The df
parameter only sets the complexity of the smooth spline curve drawn on the plot. For example, if you had chosen df=2
you would have obtained a straight line, according to the R manual page for plot.cox.zph
; the default is df=4
. So your setting of df
just gave you the least complicated non-linear smoothed fit of the residuals versus time. To that extent the plot is trustworthy.
This difficulty might have arisen from what seems to be a very restricted number of time points (9 by my count) with many tied event times.

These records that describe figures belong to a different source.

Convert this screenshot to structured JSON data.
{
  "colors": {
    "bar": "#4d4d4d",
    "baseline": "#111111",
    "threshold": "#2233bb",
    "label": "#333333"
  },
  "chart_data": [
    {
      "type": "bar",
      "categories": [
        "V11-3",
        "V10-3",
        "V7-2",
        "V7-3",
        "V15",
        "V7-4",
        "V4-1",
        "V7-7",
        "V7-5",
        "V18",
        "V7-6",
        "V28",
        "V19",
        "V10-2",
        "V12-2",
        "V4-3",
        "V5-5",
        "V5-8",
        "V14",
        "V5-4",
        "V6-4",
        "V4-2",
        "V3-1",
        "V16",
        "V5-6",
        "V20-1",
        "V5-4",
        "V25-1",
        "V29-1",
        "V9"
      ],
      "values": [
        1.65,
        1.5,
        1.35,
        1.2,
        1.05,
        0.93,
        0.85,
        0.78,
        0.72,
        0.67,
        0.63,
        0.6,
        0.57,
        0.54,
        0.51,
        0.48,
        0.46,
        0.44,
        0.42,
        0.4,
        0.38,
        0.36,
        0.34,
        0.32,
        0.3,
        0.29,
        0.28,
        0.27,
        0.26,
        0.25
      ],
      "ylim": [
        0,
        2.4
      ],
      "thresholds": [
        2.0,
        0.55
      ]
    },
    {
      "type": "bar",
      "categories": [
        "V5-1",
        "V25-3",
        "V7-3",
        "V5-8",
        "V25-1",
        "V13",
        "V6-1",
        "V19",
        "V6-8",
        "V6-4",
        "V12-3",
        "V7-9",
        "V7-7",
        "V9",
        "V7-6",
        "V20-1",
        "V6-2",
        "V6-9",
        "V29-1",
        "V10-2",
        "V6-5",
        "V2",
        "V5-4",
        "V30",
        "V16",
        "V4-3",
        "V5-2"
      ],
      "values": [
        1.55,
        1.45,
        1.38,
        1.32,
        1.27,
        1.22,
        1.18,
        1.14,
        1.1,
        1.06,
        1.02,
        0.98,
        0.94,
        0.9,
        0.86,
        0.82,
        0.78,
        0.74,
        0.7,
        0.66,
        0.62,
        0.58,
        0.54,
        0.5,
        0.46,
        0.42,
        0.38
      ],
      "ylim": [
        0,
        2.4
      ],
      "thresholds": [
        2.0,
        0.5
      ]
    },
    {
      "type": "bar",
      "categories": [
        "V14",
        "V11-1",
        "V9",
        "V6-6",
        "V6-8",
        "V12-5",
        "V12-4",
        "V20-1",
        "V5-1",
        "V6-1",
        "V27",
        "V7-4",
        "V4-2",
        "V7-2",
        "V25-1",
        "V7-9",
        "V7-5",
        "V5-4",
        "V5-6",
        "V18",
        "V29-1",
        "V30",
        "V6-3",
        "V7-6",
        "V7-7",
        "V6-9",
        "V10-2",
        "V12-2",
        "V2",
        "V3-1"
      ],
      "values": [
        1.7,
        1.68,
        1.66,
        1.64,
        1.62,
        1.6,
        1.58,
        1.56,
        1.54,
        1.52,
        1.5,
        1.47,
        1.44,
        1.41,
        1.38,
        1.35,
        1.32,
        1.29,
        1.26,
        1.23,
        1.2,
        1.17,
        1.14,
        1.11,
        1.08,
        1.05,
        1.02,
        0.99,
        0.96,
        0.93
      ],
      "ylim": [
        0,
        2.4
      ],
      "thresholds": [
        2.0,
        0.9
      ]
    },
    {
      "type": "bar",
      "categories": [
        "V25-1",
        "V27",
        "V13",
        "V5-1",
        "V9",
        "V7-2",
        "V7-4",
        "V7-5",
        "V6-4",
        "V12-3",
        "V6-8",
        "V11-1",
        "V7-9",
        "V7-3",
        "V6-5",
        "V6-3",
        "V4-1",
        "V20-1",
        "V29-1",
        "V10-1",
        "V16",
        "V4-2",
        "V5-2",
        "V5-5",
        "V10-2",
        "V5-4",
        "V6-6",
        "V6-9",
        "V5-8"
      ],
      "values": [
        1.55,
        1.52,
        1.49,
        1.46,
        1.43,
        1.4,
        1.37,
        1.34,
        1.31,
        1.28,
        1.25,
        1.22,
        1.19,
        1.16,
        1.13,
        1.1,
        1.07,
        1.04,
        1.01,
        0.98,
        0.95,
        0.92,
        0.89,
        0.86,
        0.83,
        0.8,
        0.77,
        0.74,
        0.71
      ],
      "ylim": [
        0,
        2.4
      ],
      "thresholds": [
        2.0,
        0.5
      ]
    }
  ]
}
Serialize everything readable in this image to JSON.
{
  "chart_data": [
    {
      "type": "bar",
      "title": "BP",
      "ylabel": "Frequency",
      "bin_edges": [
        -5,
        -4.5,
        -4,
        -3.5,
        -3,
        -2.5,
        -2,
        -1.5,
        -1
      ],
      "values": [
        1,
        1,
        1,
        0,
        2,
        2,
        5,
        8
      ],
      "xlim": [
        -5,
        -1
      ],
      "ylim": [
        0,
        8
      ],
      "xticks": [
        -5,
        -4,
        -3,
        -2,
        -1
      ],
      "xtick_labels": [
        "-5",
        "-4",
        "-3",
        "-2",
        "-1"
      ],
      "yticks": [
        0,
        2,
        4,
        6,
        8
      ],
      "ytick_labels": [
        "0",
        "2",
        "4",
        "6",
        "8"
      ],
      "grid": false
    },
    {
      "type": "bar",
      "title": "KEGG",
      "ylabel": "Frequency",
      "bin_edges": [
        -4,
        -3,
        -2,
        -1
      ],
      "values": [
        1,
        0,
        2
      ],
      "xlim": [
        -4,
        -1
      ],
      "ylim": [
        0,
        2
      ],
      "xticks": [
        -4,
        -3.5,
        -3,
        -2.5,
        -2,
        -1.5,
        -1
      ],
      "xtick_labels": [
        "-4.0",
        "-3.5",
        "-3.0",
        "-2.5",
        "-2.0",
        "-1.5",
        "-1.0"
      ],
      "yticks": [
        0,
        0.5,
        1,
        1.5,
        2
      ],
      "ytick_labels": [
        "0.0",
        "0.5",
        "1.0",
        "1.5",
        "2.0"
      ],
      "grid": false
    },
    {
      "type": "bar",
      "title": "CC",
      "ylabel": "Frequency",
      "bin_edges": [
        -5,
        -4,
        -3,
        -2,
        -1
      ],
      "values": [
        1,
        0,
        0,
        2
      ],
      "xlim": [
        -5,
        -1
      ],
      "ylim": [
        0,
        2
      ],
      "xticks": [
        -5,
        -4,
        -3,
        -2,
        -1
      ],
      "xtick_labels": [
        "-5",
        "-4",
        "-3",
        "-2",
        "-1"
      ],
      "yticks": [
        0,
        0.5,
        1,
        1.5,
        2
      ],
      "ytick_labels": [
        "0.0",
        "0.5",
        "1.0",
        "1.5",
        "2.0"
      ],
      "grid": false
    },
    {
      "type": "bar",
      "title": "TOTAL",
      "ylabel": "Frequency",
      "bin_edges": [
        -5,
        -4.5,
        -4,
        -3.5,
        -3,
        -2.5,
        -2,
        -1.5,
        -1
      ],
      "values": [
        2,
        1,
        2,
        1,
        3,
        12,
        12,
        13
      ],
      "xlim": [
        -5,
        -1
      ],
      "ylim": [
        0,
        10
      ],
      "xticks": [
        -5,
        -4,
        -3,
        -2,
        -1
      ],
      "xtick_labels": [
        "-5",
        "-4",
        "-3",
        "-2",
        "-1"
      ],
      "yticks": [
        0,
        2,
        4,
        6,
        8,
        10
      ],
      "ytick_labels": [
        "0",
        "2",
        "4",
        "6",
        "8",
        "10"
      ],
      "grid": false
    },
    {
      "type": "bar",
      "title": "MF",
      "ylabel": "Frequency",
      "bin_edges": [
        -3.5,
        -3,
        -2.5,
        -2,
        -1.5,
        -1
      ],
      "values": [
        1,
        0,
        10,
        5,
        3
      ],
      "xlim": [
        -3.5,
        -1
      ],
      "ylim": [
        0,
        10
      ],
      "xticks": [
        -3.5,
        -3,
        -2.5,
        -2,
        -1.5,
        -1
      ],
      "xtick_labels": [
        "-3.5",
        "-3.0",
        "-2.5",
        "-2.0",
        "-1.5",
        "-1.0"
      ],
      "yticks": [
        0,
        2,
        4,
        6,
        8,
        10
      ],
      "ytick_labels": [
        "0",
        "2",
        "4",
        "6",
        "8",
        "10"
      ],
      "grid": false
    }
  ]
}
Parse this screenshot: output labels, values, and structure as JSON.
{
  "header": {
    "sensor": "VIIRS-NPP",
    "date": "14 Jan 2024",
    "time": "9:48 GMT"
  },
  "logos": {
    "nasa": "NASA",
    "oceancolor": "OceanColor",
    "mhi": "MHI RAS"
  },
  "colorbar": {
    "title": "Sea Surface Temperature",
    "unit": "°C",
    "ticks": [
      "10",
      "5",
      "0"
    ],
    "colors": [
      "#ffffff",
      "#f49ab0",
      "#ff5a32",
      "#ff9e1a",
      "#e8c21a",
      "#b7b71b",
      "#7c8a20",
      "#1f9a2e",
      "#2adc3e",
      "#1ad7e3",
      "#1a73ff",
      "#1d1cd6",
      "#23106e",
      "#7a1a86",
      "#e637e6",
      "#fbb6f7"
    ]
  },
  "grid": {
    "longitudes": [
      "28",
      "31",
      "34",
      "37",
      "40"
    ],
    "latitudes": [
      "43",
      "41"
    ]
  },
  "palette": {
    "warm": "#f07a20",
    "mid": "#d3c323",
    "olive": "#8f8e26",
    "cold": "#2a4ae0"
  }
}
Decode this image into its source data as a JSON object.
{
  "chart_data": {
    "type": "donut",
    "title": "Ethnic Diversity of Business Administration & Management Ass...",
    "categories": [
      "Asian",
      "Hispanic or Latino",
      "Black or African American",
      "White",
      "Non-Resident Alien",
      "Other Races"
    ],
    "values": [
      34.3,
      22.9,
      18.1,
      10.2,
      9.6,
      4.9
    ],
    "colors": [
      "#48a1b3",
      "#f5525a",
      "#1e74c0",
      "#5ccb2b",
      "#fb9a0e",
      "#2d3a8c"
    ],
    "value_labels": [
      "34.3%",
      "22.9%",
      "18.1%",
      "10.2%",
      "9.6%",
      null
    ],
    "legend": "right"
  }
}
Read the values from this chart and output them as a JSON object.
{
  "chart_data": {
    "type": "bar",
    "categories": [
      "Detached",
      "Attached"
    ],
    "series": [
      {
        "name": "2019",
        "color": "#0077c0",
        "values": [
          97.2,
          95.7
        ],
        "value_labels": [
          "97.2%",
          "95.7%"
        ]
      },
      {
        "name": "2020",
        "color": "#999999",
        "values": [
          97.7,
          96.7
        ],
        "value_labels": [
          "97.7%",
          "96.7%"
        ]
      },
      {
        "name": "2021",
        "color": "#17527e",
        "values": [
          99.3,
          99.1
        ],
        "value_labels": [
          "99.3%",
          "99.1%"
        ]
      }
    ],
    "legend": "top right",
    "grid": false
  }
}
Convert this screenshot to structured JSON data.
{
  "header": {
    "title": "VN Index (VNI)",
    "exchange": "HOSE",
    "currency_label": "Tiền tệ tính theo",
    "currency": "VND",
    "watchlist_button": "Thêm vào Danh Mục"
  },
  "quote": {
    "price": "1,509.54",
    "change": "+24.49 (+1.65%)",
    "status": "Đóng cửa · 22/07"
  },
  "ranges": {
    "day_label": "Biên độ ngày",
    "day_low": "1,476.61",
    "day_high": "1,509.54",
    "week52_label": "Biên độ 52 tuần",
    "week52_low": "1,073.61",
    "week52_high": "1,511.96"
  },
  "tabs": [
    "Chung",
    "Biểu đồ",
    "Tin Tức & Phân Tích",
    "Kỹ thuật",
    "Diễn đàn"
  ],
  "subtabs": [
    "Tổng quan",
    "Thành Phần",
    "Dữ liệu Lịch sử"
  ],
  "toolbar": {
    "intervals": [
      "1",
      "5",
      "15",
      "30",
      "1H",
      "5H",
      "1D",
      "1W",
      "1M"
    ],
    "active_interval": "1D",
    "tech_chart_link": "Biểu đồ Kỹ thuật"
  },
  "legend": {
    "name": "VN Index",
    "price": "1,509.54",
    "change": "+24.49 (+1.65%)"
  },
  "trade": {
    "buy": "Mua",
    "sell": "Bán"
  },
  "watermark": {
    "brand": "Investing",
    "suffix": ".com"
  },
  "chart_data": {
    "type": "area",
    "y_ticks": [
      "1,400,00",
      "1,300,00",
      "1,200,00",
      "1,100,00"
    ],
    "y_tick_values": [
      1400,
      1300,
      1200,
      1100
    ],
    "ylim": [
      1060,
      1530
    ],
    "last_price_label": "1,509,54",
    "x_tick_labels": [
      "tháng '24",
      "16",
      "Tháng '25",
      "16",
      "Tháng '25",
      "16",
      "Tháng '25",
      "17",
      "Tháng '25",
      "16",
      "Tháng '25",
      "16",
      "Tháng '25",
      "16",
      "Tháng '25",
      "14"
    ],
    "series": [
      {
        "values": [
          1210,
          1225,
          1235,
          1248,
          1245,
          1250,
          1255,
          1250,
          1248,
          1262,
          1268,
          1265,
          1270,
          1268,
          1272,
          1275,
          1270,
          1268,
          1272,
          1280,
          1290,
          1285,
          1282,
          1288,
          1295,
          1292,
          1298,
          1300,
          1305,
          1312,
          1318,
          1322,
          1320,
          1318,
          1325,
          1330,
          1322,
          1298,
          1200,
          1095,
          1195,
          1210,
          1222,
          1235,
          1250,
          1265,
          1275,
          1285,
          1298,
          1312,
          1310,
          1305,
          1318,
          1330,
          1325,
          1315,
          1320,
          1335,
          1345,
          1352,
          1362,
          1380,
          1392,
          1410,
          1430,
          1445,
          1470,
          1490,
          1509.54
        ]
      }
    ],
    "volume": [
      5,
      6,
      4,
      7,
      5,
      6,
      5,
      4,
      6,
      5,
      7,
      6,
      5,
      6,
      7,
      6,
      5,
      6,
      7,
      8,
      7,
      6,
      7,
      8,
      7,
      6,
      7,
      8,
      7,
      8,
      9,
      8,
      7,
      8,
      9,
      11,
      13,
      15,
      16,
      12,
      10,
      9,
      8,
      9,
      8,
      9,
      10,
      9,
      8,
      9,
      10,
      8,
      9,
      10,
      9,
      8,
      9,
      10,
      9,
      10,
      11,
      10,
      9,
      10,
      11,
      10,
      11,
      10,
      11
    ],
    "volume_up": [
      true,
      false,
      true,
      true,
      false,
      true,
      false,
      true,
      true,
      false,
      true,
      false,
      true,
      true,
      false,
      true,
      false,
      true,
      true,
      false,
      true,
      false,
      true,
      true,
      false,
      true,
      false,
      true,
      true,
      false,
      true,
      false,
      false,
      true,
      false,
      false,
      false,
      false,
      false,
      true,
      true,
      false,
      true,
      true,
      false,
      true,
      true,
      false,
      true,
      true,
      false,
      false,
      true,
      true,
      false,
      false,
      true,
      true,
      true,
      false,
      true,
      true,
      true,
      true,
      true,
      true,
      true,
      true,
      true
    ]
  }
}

Each of what seems to be single points on the plot probably represents 50 to 100 separate cases with events. So I suppose that might have posed problems for a spline-curve fit.
Two things to note.
First, it looks like your spline curve does show an upward tilt, suggesting that hazards aren't proportional. You don't show the numeric values returned by cox.zph()
, but I would guess that for sex
the correlation of scaled residuals versus Kaplan-Meier-transformed time is significantly different from the value of 0 expected when proportional hazards holds. (Note that this numeric test provided by cox.zph()
is independent of the df
value chosen for your display.)
Second, with a very limited number of time points and a large number of cases, you might be better off using a discrete-time model for survival (essentially a set of logistic or similar regressions) instead of a continuous-time Cox proportional hazards model. This page has some introductory discussion and useful links.